Die langfristigen wirtschaftlichen Schäden eines „Dexits“ könnten weiter steigen und Deutschland in eine anhaltende wirtschaftliche Krise stürzen. Politisch könnte ein solcher Schritt die Stabilität der gesamten EU gefährden und zentrifugale Kräfte innerhalb der Union stärken, was zu weiteren Austrittsüberlegungen anderer Mitgliedstaaten führen könnte.
Wirtschaftliche und politische Risiken eines „Dexits“
Die Studie des IW verdeutlicht, dass die wirtschaftlichen und politischen Risiken eines „Dexits“ immens wären: Die deutschen Erfahrungen mit dem Binnenmarkt der EU und die negativen Folgen des Brexits sollten eine Warnung sein, die Vorteile der europäischen Integration zu bewahren. Auch die politischen Verwerfungen könnten die Stabilität der EU insgesamt gefährden und zentrifugale Kräfte stärken, die andere Mitgliedstaaten ermutigen könnten, ebenfalls auszutreten. Diese Dynamik könnte die Europäische Union destabilisieren, die politische Integration in Europa gefährden und den Zerfall der EU einleiten.

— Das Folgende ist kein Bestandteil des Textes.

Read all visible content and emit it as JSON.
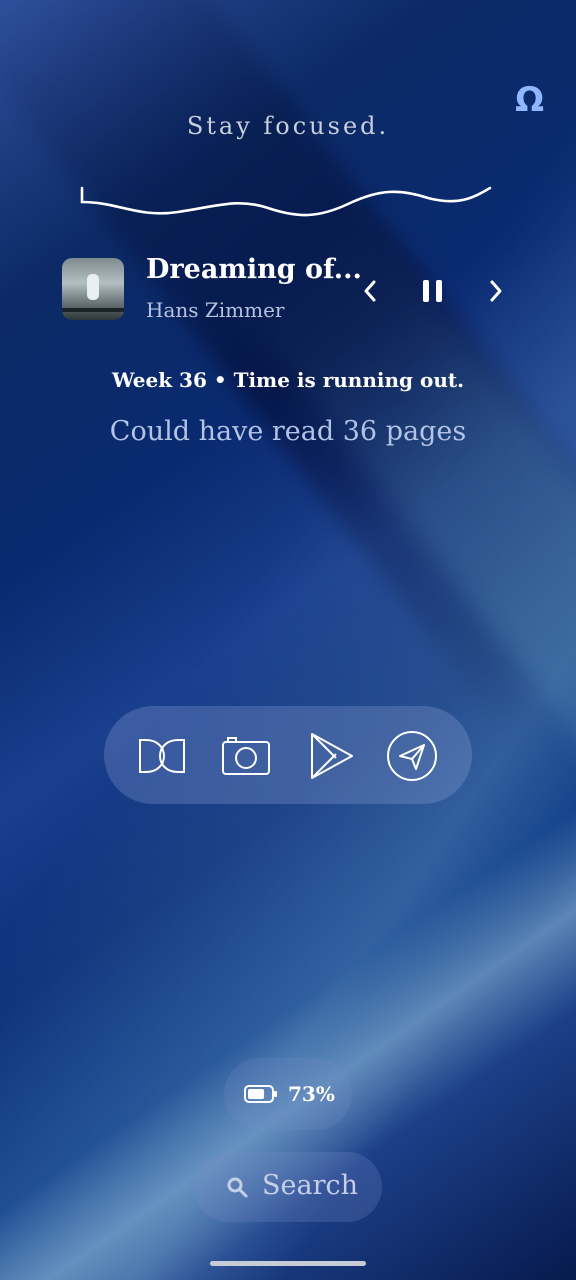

Ein EU-Austritt Deutschlands könnte die Industrie durch den Verlust des Binnenmarkts und Handelshemmnisse erheblich beeinträchtigen, wie Forschungen des Instituts der deutschen Wirtschaft darlegen. Auch die Studien der Bundeswehr Universität München weisen darauf hin, dass in so einem Fall sicherheitspolitisch die Zusammenarbeit bei Verteidigung und Terrorismusbekämpfung geschwächt wird. Langfristig könnte dies Deutschlands wirtschaftliche und sicherheitspolitische Stellung in Europa und global untergraben, warnt auch eine Analyse des „European Council on Foreign Relations“ in Berlin.
Angesichts der potenziellen Kosten und politischen Risiken eines Austritts erscheint es den Studienführern, die Diskussion um den „Dexit“ mit Vorsicht und einem klaren Bewusstsein für die möglichen langfristigen negativen Konsequenzen zu führen.